My conclusion is that Racket’s futures are simply too fragile to work with this problem, simple as it may be. I give up.

Now, as a little bonus, I decided to try and emulate the same thing in Haskell, since Haskell has a particularly robust story for fine-grained parallel evaluation. If I couldn’t get a performance boost in Haskell, I wouldn’t expect to be able to get one in Racket, either.

I’ll skip all the details about the different things I tried, but eventually, I ended up with the following program:

```import Data.List (permutations)
import Data.Maybe (catMaybes)

checkDiagonals :: [Int] -> Bool
checkDiagonals bd =
or \$ flip map [0 .. length bd - 1] \$ \r1 ->
or \$ flip map [r1 + 1 .. length bd - 1] \$ \r2 ->
abs (r1 - r2) == abs ((bd !! r1) - (bd !! r2))

n :: Int
n = 11

main :: IO ()
main =
let results = flip map (permutations [0 .. n-1]) \$ \brd ->
if checkDiagonals brd then Nothing else Just brd
in mapM_ print (catMaybes results)
```

I was able to easily add some parallelism using the Control.Parallel.Strategies library. I added a line to the main function that introduced some parallel evaluation:

```import Control.Parallel.Strategies
import Data.List.Split (chunksOf)

main :: IO ()
main =
let results =
concat . withStrategy (parBuffer 10 rdeepseq) . chunksOf 100 \$
flip map (permutations [0 .. n-1]) \$ \brd ->
if checkDiagonals brd then Nothing else Just brd
in mapM_ print (catMaybes results)
```

It took some time to figure out the right chunk and rolling buffer sizes, but these values gave me a consistent 30-40% speedup over the original, sequential program.

Now, obviously, Haskell’s runtime is considerably more suited for parallel programming than Racket’s, so this comparison is hardly fair.
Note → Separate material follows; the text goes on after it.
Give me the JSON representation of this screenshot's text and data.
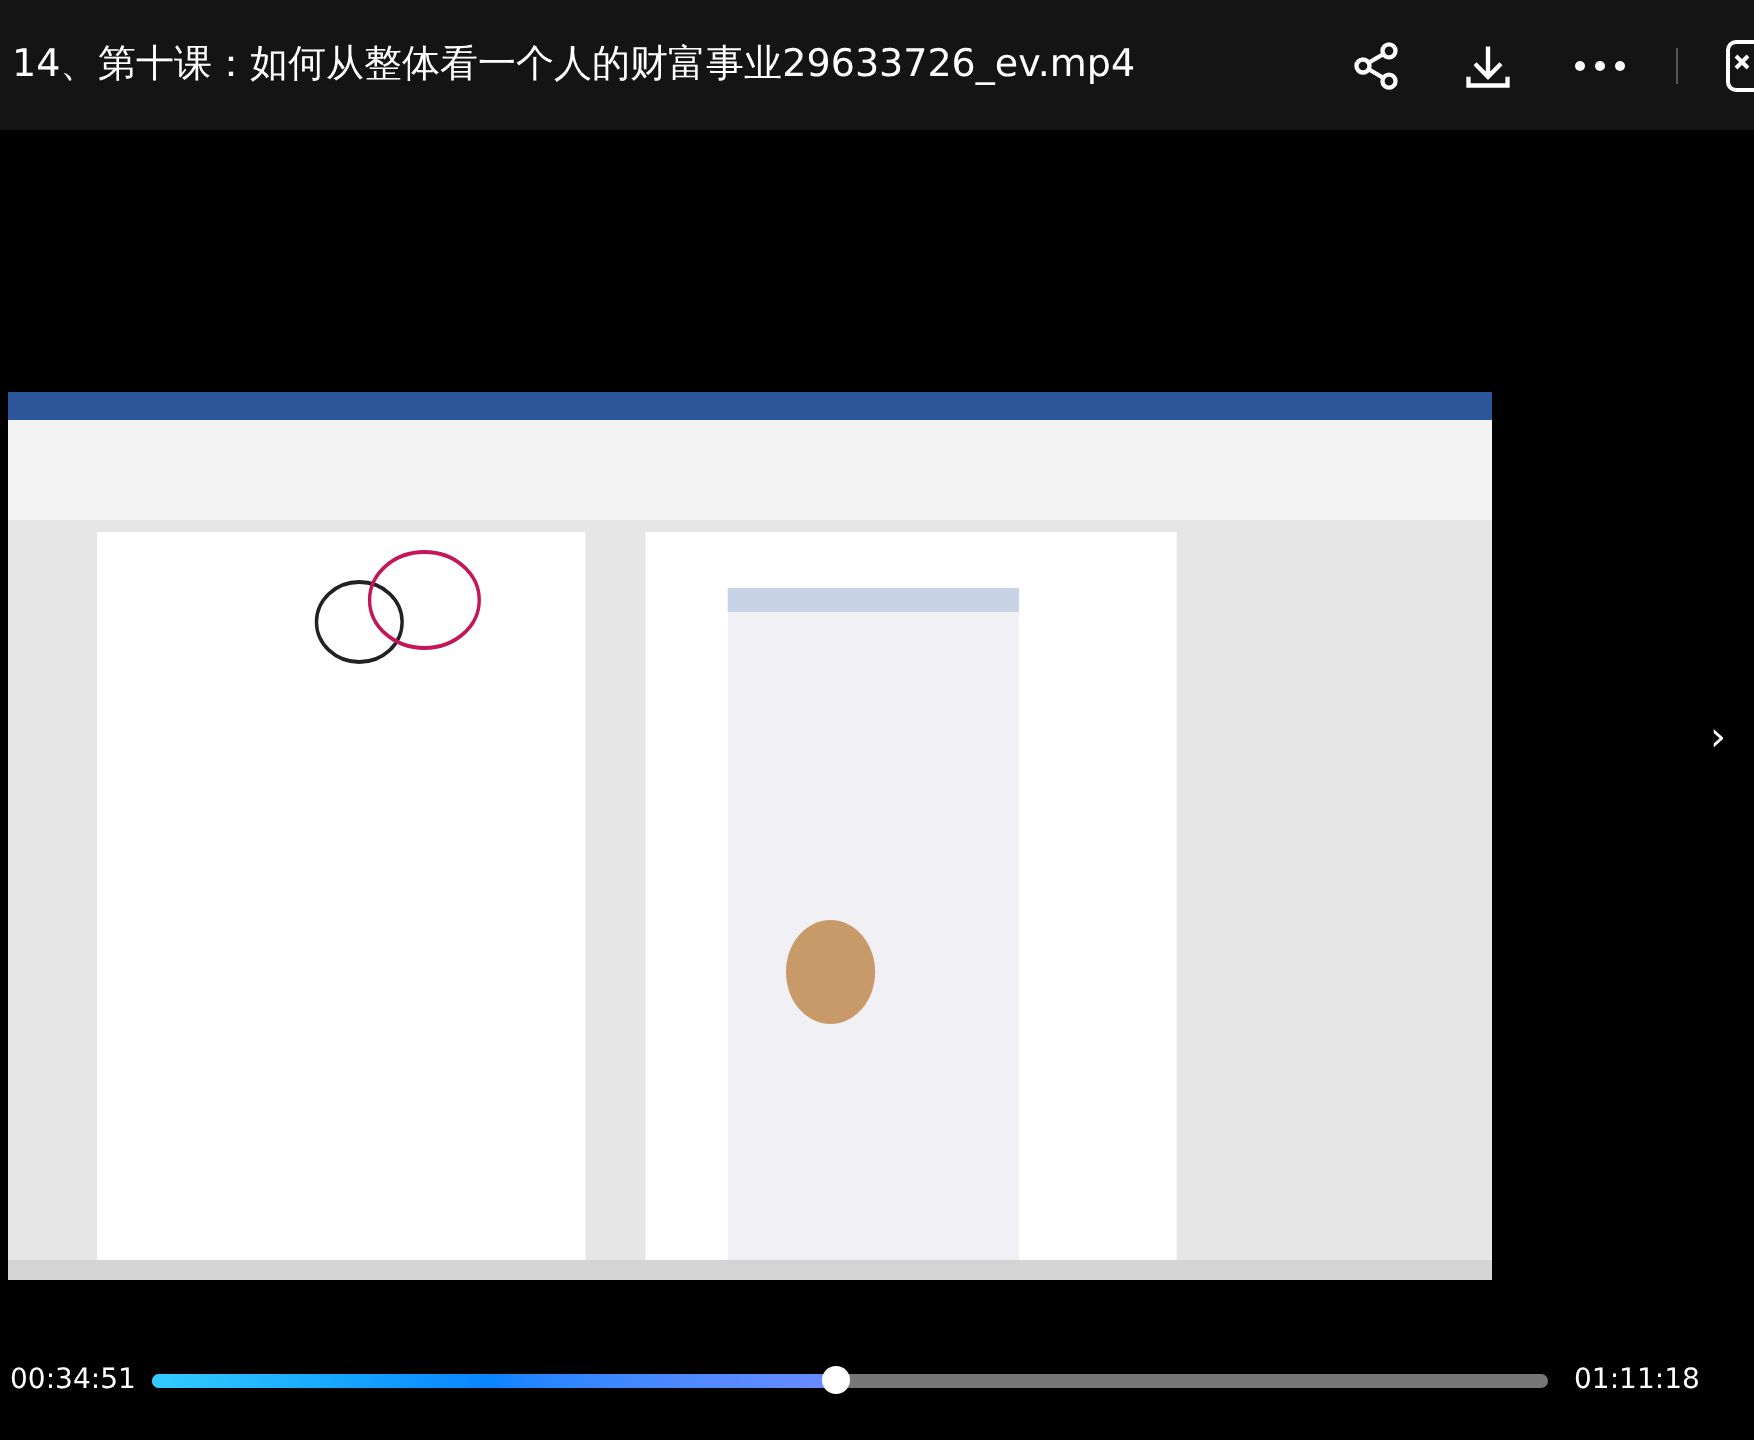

But it helped me to see for myself that, despite having 4 cores (8 with hyperthreading) at my disposal, I wasn’t able to get even a 50% speedup. Keep that in mind.

A word of caution on parallelism in general. Not too long ago, someone in CS at an Ivy League school studied the use of parallelism across different uses and applications. The goal was to find out how much the ‘hype’ about parallelism affected people. My recollection is that they found close to 20 projects where professors (in CE, EE, CS, Bio, Econ, etc) told their grad students/PhDs to use parallelism to run programs faster. They checked all of them and for N - 1 or 2, the projects ran faster once the parallelism was removed. Significantly faster.

People routinely underestimate the communication cost that parallelism introduces.

Be careful not to make the same mistake.